James enjoys leveraging the community and resources of the Chan-Zuckerberg Biohub, a non-profit initiative aimed at bringing together interdisciplinary leaders to advance our ability to observe and analyze biological systems. Opportunities and communities such as these played a large role in drawing James to the Bay Area. He has actively sought out projects through which he can collaborate with biotech and pharma, investors, and the start-up community.

At that point, it’s really important work. [Getting FDA approval] also requires more resources. That’s where it makes sense for us to have a company that is co-founded by my students. So, for us, in this case, it’s a perfect synergy between doing the early-stage research and development, developing the algorithms to the initial validations and then having the company take over and do the submissions and then do the scaling.

Get to know Dr. James Zou: the person behind the science

James and his wife love to take advantage of all the great outdoors in the Bay Area. Every week, they go on a hike and spend a lot of time swimming or biking.
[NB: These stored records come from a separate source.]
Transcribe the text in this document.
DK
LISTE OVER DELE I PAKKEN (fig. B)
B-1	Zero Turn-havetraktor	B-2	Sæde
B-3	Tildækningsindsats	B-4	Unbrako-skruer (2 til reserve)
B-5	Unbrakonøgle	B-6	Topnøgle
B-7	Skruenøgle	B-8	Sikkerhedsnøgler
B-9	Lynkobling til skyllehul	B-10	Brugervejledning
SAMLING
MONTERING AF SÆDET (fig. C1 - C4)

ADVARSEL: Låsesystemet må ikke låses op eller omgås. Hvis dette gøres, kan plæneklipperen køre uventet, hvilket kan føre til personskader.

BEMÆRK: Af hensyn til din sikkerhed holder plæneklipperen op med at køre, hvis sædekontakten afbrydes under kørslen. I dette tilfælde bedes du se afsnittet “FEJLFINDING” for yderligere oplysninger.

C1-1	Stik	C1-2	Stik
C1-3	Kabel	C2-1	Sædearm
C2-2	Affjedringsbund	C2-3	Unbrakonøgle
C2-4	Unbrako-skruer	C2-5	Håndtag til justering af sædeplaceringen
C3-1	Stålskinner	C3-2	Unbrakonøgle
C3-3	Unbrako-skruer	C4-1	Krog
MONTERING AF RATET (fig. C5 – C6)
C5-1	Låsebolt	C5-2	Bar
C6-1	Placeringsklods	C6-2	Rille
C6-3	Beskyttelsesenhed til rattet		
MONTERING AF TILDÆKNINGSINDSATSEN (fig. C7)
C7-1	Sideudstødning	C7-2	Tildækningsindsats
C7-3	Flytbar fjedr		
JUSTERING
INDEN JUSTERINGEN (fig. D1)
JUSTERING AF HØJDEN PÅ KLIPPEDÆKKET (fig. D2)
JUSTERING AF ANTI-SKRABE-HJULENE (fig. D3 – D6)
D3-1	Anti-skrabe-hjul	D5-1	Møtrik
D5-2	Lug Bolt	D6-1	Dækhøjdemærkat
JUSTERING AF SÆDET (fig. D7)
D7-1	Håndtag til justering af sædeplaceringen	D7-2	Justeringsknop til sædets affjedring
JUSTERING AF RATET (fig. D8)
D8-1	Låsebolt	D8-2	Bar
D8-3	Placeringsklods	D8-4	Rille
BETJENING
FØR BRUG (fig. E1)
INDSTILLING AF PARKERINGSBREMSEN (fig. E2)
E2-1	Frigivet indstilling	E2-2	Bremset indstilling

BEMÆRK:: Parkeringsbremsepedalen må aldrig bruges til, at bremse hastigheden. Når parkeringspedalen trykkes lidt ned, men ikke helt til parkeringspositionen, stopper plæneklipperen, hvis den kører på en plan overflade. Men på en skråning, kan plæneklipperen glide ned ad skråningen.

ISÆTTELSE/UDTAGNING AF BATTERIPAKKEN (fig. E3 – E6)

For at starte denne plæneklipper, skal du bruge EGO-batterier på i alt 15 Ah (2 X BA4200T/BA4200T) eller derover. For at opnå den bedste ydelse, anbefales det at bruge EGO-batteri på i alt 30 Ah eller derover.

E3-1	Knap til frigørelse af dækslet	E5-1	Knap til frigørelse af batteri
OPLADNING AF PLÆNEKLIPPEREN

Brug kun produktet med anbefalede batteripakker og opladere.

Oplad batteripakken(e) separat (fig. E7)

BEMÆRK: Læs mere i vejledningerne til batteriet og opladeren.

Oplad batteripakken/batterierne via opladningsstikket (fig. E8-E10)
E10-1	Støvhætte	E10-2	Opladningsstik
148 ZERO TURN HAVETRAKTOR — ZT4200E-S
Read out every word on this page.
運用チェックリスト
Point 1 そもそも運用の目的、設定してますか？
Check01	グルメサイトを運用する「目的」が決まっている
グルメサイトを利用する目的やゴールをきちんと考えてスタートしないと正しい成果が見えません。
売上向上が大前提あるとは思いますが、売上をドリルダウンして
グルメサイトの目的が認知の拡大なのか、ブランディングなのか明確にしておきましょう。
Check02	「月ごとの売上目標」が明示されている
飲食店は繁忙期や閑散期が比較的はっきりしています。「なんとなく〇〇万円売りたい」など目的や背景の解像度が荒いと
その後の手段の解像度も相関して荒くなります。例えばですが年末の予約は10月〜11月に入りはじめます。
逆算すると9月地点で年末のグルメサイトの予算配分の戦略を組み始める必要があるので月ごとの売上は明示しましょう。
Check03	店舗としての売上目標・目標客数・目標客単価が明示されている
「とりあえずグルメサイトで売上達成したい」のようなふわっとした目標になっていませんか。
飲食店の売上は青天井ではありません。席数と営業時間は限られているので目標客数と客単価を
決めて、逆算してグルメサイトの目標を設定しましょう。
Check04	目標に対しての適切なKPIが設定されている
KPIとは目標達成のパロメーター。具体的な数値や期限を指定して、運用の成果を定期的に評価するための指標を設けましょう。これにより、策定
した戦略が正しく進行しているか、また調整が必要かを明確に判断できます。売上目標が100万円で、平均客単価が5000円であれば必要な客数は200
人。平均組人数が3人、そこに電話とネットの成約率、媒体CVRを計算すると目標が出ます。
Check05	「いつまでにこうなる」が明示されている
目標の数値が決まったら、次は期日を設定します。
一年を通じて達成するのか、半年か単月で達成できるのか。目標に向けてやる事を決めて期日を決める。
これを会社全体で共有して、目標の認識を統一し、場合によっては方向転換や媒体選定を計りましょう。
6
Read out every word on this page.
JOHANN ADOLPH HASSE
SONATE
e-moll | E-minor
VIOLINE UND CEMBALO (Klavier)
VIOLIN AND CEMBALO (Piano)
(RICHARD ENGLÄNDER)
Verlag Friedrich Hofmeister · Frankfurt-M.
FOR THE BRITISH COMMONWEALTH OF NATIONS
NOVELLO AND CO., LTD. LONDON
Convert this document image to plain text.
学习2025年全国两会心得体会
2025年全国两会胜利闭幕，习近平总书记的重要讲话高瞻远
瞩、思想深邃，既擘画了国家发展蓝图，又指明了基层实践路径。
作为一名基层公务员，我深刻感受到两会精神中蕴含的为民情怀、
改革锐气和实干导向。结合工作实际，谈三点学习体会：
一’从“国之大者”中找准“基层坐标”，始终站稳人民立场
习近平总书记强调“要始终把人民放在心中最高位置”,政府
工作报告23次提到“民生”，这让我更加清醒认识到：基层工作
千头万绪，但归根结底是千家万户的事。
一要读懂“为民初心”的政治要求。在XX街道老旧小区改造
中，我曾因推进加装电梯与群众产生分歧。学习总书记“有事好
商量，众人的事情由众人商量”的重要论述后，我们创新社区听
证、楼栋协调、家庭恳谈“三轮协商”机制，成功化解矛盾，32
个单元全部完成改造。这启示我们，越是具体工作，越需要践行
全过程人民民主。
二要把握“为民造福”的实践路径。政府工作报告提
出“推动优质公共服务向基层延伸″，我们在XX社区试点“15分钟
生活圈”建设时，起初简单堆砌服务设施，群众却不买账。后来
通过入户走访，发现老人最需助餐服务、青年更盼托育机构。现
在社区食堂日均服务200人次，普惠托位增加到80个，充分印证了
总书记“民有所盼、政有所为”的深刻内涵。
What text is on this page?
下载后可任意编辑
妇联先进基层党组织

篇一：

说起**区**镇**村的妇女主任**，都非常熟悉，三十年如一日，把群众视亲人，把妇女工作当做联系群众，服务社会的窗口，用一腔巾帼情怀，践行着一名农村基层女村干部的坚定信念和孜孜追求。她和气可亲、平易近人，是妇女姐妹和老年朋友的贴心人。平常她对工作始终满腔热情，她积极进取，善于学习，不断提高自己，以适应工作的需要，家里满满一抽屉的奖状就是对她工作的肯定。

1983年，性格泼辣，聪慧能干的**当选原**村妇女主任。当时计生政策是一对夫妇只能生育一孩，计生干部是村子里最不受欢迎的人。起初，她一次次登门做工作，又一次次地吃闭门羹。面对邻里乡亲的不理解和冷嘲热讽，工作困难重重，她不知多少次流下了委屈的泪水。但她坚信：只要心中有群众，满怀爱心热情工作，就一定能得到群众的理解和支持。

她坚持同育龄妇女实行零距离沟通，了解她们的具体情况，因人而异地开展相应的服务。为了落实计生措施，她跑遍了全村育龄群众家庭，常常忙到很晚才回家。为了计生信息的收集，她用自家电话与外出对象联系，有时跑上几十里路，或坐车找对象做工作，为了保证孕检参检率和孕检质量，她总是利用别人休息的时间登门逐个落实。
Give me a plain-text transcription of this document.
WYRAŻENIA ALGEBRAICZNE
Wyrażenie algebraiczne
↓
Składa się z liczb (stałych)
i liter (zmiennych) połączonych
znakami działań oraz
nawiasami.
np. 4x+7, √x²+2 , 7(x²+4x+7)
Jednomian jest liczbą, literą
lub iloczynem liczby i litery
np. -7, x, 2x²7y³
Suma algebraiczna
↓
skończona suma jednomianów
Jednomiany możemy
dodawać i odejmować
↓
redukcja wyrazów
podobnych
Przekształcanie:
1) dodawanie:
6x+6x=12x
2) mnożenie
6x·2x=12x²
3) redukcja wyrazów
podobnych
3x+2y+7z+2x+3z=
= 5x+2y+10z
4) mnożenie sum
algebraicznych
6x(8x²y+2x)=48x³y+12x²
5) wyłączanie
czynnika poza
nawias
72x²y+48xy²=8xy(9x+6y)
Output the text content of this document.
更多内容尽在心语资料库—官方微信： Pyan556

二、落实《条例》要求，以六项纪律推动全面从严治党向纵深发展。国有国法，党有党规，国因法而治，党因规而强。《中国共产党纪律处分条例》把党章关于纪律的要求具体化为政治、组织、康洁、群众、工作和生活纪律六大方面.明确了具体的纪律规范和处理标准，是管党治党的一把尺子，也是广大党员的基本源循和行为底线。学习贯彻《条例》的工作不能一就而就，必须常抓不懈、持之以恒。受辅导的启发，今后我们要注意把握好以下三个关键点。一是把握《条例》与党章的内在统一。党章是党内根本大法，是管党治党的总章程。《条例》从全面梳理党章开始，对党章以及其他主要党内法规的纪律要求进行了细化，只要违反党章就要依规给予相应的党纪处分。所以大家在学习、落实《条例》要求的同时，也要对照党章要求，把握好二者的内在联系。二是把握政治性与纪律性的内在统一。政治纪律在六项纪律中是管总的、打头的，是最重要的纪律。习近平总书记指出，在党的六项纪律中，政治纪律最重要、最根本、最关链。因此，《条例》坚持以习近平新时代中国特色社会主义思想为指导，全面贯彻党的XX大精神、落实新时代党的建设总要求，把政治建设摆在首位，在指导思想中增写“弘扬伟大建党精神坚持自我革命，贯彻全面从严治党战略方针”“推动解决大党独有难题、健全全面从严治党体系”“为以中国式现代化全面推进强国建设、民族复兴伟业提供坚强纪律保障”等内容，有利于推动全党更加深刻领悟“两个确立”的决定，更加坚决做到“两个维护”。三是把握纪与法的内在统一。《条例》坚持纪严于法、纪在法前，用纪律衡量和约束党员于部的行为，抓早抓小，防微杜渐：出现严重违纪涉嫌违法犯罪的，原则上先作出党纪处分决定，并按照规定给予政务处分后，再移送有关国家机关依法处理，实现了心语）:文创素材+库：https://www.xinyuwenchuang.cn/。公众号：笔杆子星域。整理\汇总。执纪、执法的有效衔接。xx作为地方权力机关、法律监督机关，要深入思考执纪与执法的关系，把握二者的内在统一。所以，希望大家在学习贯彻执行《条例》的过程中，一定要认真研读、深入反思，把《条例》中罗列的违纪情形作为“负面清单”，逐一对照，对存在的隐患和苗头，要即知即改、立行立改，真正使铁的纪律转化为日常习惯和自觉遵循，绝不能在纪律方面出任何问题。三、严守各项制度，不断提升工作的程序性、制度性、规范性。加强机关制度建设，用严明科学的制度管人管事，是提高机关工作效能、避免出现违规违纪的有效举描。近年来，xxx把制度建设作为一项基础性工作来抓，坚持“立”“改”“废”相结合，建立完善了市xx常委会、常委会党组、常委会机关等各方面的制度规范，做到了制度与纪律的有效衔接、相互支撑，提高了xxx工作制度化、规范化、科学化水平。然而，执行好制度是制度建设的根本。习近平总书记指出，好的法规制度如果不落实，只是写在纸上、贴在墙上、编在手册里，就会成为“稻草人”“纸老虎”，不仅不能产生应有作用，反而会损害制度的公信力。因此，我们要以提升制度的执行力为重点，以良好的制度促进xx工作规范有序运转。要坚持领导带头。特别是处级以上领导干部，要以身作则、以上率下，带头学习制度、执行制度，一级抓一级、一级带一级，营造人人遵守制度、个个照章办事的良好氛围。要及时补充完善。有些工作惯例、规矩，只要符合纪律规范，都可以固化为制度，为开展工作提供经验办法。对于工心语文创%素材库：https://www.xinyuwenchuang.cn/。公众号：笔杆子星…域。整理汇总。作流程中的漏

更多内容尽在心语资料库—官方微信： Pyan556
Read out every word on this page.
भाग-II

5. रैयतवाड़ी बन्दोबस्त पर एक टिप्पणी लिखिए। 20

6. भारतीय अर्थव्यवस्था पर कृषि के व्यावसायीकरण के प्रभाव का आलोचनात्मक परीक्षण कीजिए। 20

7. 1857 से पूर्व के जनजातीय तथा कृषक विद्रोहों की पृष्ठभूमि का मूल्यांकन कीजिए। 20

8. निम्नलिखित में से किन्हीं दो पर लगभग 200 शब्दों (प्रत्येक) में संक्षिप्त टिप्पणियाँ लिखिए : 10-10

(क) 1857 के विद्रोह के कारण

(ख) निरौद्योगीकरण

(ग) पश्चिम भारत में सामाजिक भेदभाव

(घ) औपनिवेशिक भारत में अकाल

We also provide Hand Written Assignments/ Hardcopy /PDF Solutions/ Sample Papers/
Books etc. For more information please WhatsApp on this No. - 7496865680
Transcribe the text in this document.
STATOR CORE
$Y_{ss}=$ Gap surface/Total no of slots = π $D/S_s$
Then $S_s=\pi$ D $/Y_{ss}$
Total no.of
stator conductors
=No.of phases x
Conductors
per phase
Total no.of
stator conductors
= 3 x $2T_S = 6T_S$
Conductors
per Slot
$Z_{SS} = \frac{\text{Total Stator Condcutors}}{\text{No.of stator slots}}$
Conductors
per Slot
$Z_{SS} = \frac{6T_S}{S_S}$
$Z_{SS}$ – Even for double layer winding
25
One thing people may be surprised to learn about James is that he used to moonlight as a theater and restaurant reviewer. When he was living in Europe, he would write reviews of movies or restaurants for local English-language newspapers.

For someone wanting to pursue a similar career to his, James says that it’s a very exciting time to be at the intersection of biology and AI. He encourages students in the space to develop a core technical strength in either field and then begin to explore the synergy between disciplines.